Le rapport des Explorateurs est le suivant :
כז וַיְסַפְּרוּ-לוֹ, וַיֹּאמְרוּ, בָּאנוּ, אֶל-הָאָרֶץ אֲשֶׁר שְׁלַחְתָּנוּ; וְגַם זָבַת חָלָב וּדְבַשׁ, הִוא--וְזֶה-פִּרְיָהּ. 
27 et lui firent ce récit: "Nous sommes entrés dans le pays où tu nous avais envoyés; oui, vraiment, il ruisselle de lait et de miel, et voici de ses fruits.
כח אֶפֶס כִּי-עַז הָעָם, הַיֹּשֵׁב בָּאָרֶץ; וְהֶעָרִים, בְּצֻרוֹת גְּדֹלֹת מְאֹד, וְגַם-יְלִדֵי הָעֲנָק, רָאִינוּ שָׁם. 
28 Mais il est puissant le peuple qui habite ce pays! Puis, les villes sont fortifiées et très grandes, et même nous y avons vu des descendants d'Anak!
כט עֲמָלֵק יוֹשֵׁב, בְּאֶרֶץ הַנֶּגֶב; וְהַחִתִּי וְהַיְבוּסִי וְהָאֱמֹרִי, יוֹשֵׁב בָּהָר, וְהַכְּנַעֲנִי יוֹשֵׁב עַל-הַיָּם, וְעַל יַד הַיַּרְדֵּן. 
29 Amalec habite la région du midi; le Héthéen, le Jébuséen et l'Amorréen habitent la montagne, et le Cananéen occupe le littoral et la rive du Jourdain."
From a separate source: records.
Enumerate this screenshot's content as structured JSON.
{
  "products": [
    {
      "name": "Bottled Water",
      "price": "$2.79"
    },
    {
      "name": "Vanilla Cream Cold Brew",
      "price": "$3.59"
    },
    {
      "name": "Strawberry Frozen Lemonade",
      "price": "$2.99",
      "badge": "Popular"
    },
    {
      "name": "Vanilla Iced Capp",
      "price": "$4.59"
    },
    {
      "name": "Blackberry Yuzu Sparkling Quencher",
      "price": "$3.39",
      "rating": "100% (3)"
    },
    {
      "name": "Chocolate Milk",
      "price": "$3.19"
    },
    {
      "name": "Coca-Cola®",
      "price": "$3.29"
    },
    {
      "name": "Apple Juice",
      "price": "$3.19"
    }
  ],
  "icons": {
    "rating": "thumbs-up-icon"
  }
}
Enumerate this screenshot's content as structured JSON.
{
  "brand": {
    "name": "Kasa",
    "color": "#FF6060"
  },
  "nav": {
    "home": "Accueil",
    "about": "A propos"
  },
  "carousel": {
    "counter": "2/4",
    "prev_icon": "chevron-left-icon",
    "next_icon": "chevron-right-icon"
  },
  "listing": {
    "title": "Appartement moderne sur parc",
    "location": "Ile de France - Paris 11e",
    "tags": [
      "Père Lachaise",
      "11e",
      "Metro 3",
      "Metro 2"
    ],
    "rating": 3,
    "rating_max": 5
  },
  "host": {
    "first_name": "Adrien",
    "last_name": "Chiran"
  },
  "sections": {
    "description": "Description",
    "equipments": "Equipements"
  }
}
Pour l’instant, tout va bien. Ils rapportent objectivement ce qu’ils ont vu au sujet de la Terre, des peuples qui y vivent, exactement comme le leur avait demandé Moché quelques versets plus tôt :
יח וּרְאִיתֶם אֶת-הָאָרֶץ, מַה-הִוא; וְאֶת-הָעָם, הַיֹּשֵׁב עָלֶיהָ--הֶחָזָק הוּא הֲרָפֶה, הַמְעַט הוּא אִם-רָב. 
18 Vous observerez l'aspect de ce pays et le peuple qui l'occupe, s'il est robuste ou faible, peu nombreux ou considérable;
יט וּמָה הָאָרֶץ, אֲשֶׁר-הוּא יֹשֵׁב בָּהּ--הֲטוֹבָה הִוא, אִם-רָעָה; וּמָה הֶעָרִים, אֲשֶׁר-הוּא יוֹשֵׁב בָּהֵנָּה--הַבְּמַחֲנִים, אִם בְּמִבְצָרִים. 
19 quant au pays qu'il habite, s'il est bon ou mauvais; comment sont les villes où il demeure, des villes ouvertes ou des places fortes;
כ וּמָה הָאָרֶץ הַשְּׁמֵנָה הִוא אִם-רָזָה, הֲיֵשׁ-בָּהּ עֵץ אִם-אַיִן, וְהִתְחַזַּקְתֶּם, וּלְקַחְתֶּם מִפְּרִי הָאָרֶץ; וְהַיָּמִים--יְמֵי, בִּכּוּרֵי עֲנָבִים. 
20 quant au sol, s'il est gras ou maigre, s'il est boisé ou non. Tâchez aussi d'emporter quelques-uns des fruits du pays." C'était alors la saison des premiers raisins.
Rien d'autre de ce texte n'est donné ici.